Tremors usually aren't felt until they measure higher than magnitude 4.0 on the Richter Scale, Wang said. Damage is unlikely unless an earthquake measures 5.0 or higher on the same scale.

"Those are the earthquakes that we might want to control and monitor," Wang said.

Red light, green light

Alberta's strongest fracking-related tremor in the past decade was a magnitude 4.8 earthquake near Fox Creek in January 2016.

The town's mayor, Jim Ahn, said that one felt like a truck driving by.

"It was just a low vibration and it lasted three seconds," he said.

The Alberta Energy Regulator has detected more than 250 earthquakes triggered by hydraulic fracturing near Fox Creek since December 2013.

Ahn said he's not aware of any damage or injuries caused by fracking-related earthquakes in the town of about 2,000 people.

"We don't know how damaging it is in the long run, but we know that right now, presently, there's no damage and everything's working," he said.

A fracking operation, owned by Repsol Oil & Gas, was shut down while the AER investigated the January 2016 earthquake near Fox Creek.

Energy companies that use hydraulic fracturing in Alberta are subject to an AER regulation colloquially known as the "traffic light protocol." 

Companies have a green light for operations that cause quakes lower than magnitude 2.0, while tremors that measure between 2.0 and 4.0 are cautioned with a yellow light.

If a fracking-related earthquake spikes into red light territory, measuring higher than magnitude 4.0, the operation is required to shut down immediately.

'Things are still under control'

The AER started to research fracking five years ago.

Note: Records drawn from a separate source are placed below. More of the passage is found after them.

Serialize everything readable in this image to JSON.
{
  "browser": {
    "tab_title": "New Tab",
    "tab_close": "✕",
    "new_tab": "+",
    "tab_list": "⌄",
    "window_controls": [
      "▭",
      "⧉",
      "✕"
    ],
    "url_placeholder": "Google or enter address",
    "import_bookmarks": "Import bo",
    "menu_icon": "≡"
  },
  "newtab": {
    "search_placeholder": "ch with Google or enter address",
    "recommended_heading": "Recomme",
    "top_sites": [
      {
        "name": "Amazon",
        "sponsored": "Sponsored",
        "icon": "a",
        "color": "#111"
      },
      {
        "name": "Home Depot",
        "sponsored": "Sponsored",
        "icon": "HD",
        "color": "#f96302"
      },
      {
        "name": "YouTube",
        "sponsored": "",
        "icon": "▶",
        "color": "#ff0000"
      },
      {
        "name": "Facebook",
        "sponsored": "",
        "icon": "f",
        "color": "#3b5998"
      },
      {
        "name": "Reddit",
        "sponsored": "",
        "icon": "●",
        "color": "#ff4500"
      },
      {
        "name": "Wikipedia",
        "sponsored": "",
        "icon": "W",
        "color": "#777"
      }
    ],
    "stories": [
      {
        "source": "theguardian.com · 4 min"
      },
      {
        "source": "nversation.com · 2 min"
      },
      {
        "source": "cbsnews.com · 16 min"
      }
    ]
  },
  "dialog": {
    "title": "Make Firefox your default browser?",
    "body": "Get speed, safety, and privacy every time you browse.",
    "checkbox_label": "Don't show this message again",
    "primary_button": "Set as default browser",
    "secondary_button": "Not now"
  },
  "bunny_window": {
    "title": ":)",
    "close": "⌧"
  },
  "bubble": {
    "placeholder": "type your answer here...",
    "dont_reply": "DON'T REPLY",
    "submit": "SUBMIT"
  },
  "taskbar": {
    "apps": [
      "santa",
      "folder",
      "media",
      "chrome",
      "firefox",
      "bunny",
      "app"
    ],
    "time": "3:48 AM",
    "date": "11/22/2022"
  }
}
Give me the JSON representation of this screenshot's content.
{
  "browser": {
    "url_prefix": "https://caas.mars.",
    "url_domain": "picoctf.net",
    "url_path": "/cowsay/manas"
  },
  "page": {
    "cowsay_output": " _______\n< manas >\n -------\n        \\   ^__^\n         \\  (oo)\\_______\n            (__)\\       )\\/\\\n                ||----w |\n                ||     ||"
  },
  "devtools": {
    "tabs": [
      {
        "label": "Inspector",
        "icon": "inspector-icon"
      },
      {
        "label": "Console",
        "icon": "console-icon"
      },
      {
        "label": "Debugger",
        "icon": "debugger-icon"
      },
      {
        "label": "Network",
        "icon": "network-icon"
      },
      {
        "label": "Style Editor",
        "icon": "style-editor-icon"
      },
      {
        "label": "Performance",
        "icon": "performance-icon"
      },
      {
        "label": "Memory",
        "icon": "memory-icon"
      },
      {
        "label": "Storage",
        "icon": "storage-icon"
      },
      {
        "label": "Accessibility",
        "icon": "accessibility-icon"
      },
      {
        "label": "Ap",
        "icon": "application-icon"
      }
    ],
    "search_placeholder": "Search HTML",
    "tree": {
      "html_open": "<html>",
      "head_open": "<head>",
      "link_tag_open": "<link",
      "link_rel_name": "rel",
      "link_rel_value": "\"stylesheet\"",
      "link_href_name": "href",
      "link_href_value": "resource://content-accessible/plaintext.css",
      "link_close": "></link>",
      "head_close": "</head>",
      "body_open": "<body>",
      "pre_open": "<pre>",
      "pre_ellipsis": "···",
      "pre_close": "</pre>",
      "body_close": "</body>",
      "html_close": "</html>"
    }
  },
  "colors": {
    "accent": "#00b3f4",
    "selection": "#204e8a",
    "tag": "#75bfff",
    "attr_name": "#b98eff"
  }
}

"It's quite important to basically be able to discern which [fracking operations] are seismogenic and which ones aren't," said Ryan Schultz, an AER seismologist and lead author of the U of A study.

"If we can quantify that, then we can regulate more responsibly, because then you can pick out which wells would and wouldn't cause [earthquakes]."

Less than half of one per cent of Alberta's hydraulic fracturing operations are associated with earthquakes, Schultz said.

Wang said she hopes the paper contributes to an emerging field of study, to help refine AER regulations governing hydraulic fracturing.

"The majority of the hydraulic fracturing wells aren't causing earthquakes, so I won't go that far to say we should stop everything just to avoid them happening," Wang said. 

"To date, they are doing a good job, to me, because there's no damage and things are still under control. They're barely reaching magnitude 4."

'It's a very expensive operation'

Calgary-based Questerre Energy and many other companies follow their own fracking rules to prevent unintended — and often costly — consequences.

Keith Wilford is an engineering and operations consultant with Questerre Energy. (Supplied/Keith Wilford)

"When you hydraulically fracture a well, you're trying to achieve the best possible outcome," said Keith Wilford, an engineering and operations consultant with Questerre Energy.

"In other words, spend the least amount of money to get the most amount of economic return."

The total cost to drill, complete and hydraulic fracture a single deep well in Alberta could cost up to $15 million, Wilford said. In order not to waste money, the company reviews pumping procedures, pressures and flow rates before beginning a fracture.

"It's a very expensive operation that we run," Wilford said. "It's only a small amount, incrementally, to do a very good job versus not doing a good job, so virtually there's no benefit to not doing a good job."

Wilford said he has not been involved in a fracking operation that caused an earthquake. He said Questerre does not drill near Fox Creek.